I wonder if the relative wealth of Almanzo’s childhood was part of the reason he acquired so much debt. Things you grow up with can seem essential or as though you wouldn’t live a civilized life if you didn’t have them. While Laura was accustomed to doing without many material goods and store-bought items and to living in claim shanties and one room houses, Almanzo grew up on a prosperous farm with a big house with a nice parlor and many more barns, animals and fields than the Ingalls ever had. Almanzo’s mother made more selling her butter than Pa made in a whole year. The new buggy in THGY, the wedding house with the carpenter built panty, the horses and saddles are extravagances likely Laura would have been content without. But Almanzo may have felt somewhat entitled to live at this high standard or at the very least accustomed to the point of thinking it is just what you do. He also seems to have wanted his new bride to have these nice things and likely enjoyed being the big shot who gave them to her (which might explain not telling her about the debt on the house).
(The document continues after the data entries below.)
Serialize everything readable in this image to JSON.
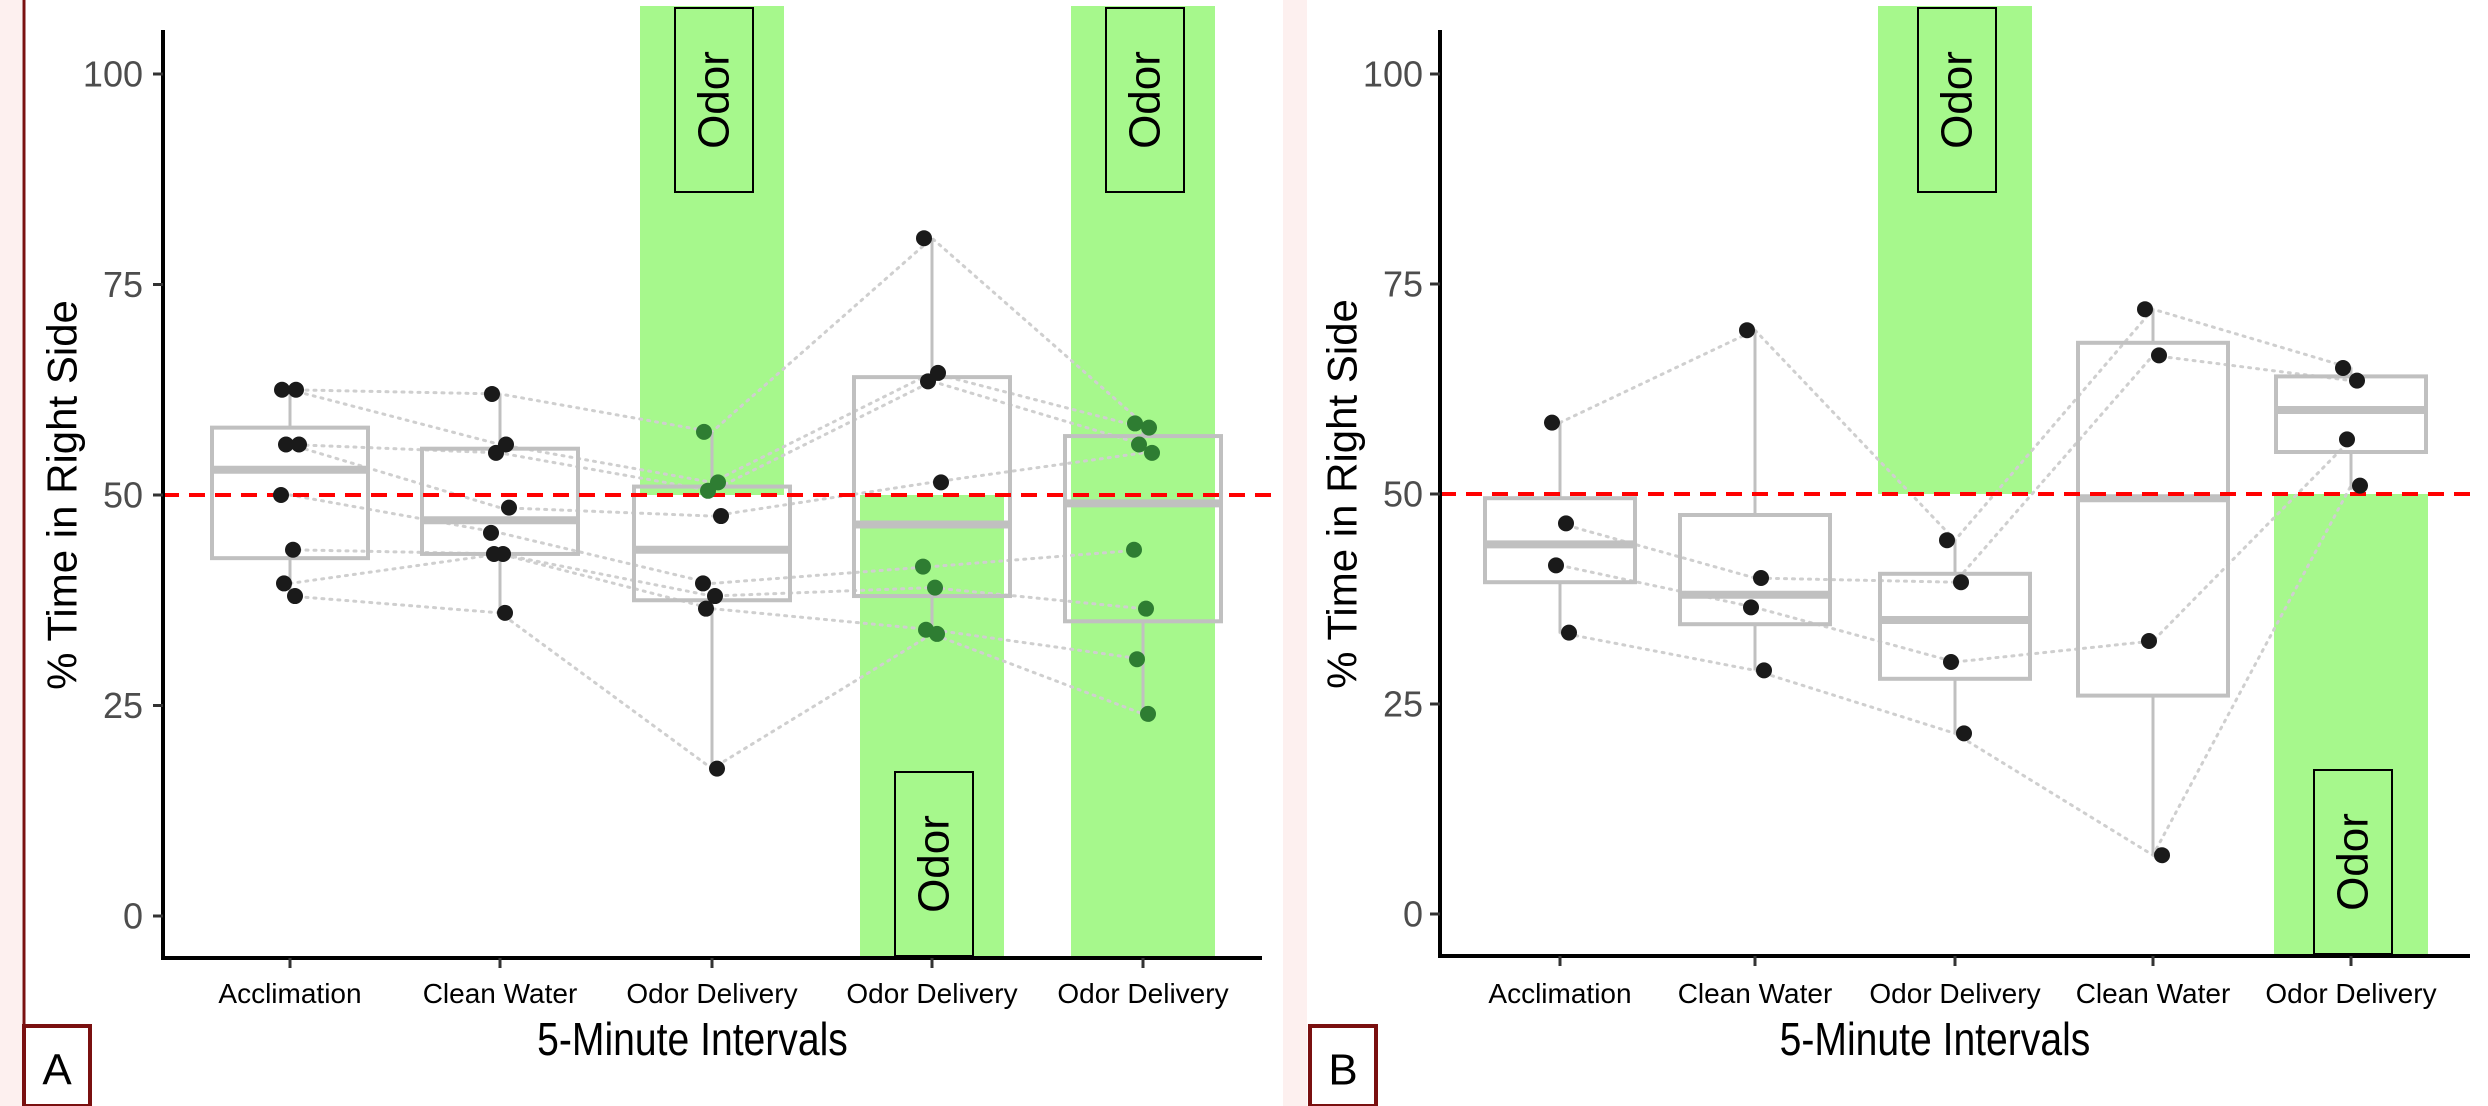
{
  "figure": {
    "colors": {
      "odor_band": "#a6f88c",
      "box": "#c0c0c0",
      "median": "#c0c0c0",
      "point": "#1a1a1a",
      "point_in_odor": "#2e7d32",
      "reference_line": "#ff0000",
      "panel_label_border": "#7a1010",
      "outer_tint": "#fdf0ef"
    }
  },
  "chart_data": [
    {
      "panel_label": "A",
      "type": "box",
      "xlabel": "5-Minute Intervals",
      "ylabel": "% Time in Right Side",
      "ylim": [
        -5,
        108
      ],
      "yticks": [
        0,
        25,
        50,
        75,
        100
      ],
      "reference_line": 50,
      "categories": [
        "Acclimation",
        "Clean Water",
        "Odor Delivery",
        "Odor Delivery",
        "Odor Delivery"
      ],
      "boxes": [
        {
          "q1": 42.5,
          "median": 53,
          "q3": 58,
          "whisker_low": 38,
          "whisker_high": 63
        },
        {
          "q1": 43,
          "median": 47,
          "q3": 55.5,
          "whisker_low": 36,
          "whisker_high": 62
        },
        {
          "q1": 37.5,
          "median": 43.5,
          "q3": 51,
          "whisker_low": 17.5,
          "whisker_high": 57.5
        },
        {
          "q1": 38,
          "median": 46.5,
          "q3": 64,
          "whisker_low": 33.5,
          "whisker_high": 80.5
        },
        {
          "q1": 35,
          "median": 49,
          "q3": 57,
          "whisker_low": 24,
          "whisker_high": 58.5
        }
      ],
      "points": [
        [
          62.5,
          62.5,
          56,
          56,
          50,
          43.5,
          39.5,
          38
        ],
        [
          62,
          56,
          55,
          48.5,
          45.5,
          43,
          43,
          36
        ],
        [
          57.5,
          51.5,
          50.5,
          47.5,
          39.5,
          38,
          36.5,
          17.5
        ],
        [
          80.5,
          64.5,
          63.5,
          51.5,
          41.5,
          39,
          34,
          33.5
        ],
        [
          58.5,
          58,
          56,
          55,
          43.5,
          36.5,
          30.5,
          24
        ]
      ],
      "odor_bands": [
        {
          "category": 3,
          "from": 50,
          "to": 108
        },
        {
          "category": 4,
          "from": -5,
          "to": 50
        },
        {
          "category": 5,
          "from": -5,
          "to": 108
        }
      ],
      "odor_labels": [
        {
          "text": "Odor",
          "category": 3,
          "position": "top"
        },
        {
          "text": "Odor",
          "category": 4,
          "position": "bottom"
        },
        {
          "text": "Odor",
          "category": 5,
          "position": "top"
        }
      ]
    },
    {
      "panel_label": "B",
      "type": "box",
      "xlabel": "5-Minute Intervals",
      "ylabel": "% Time in Right Side",
      "ylim": [
        -5,
        108
      ],
      "yticks": [
        0,
        25,
        50,
        75,
        100
      ],
      "reference_line": 50,
      "categories": [
        "Acclimation",
        "Clean Water",
        "Odor Delivery",
        "Clean Water",
        "Odor Delivery"
      ],
      "boxes": [
        {
          "q1": 39.5,
          "median": 44,
          "q3": 49.5,
          "whisker_low": 33.5,
          "whisker_high": 58.5
        },
        {
          "q1": 34.5,
          "median": 38,
          "q3": 47.5,
          "whisker_low": 29,
          "whisker_high": 69.5
        },
        {
          "q1": 28,
          "median": 35,
          "q3": 40.5,
          "whisker_low": 21.5,
          "whisker_high": 44.5
        },
        {
          "q1": 26,
          "median": 49.5,
          "q3": 68,
          "whisker_low": 7,
          "whisker_high": 72
        },
        {
          "q1": 55,
          "median": 60,
          "q3": 64,
          "whisker_low": 50.5,
          "whisker_high": 65
        }
      ],
      "points": [
        [
          58.5,
          46.5,
          41.5,
          33.5
        ],
        [
          69.5,
          40,
          36.5,
          29
        ],
        [
          44.5,
          39.5,
          30,
          21.5
        ],
        [
          72,
          66.5,
          32.5,
          7
        ],
        [
          65,
          63.5,
          56.5,
          51
        ]
      ],
      "odor_bands": [
        {
          "category": 3,
          "from": 50,
          "to": 108
        },
        {
          "category": 5,
          "from": -5,
          "to": 50
        }
      ],
      "odor_labels": [
        {
          "text": "Odor",
          "category": 3,
          "position": "top"
        },
        {
          "text": "Odor",
          "category": 5,
          "position": "bottom"
        }
      ]
    }
  ]
}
It was clearly hard to eek out a living on the South Dakota prairie and sadly a miscalculation that the crops the homestead produced would be able to pay for all the these purchases.
I don’t think it is surprising that Laura would have not have questioned Almanzo on his decisions to spend at the very beginning of their marriage–he was a man, he was older and he had been homesteading for several years. And their relationship was still new and she may have felt uncomfortable even broaching the subject. He seems to have managed money up to the point of their marriage without problems so she has no reason to question is judgement initially. From what I gather of their years together, it does seem that after discovering how badly the management of their finances in the beginning of their marriage turned out, she never neglected them again.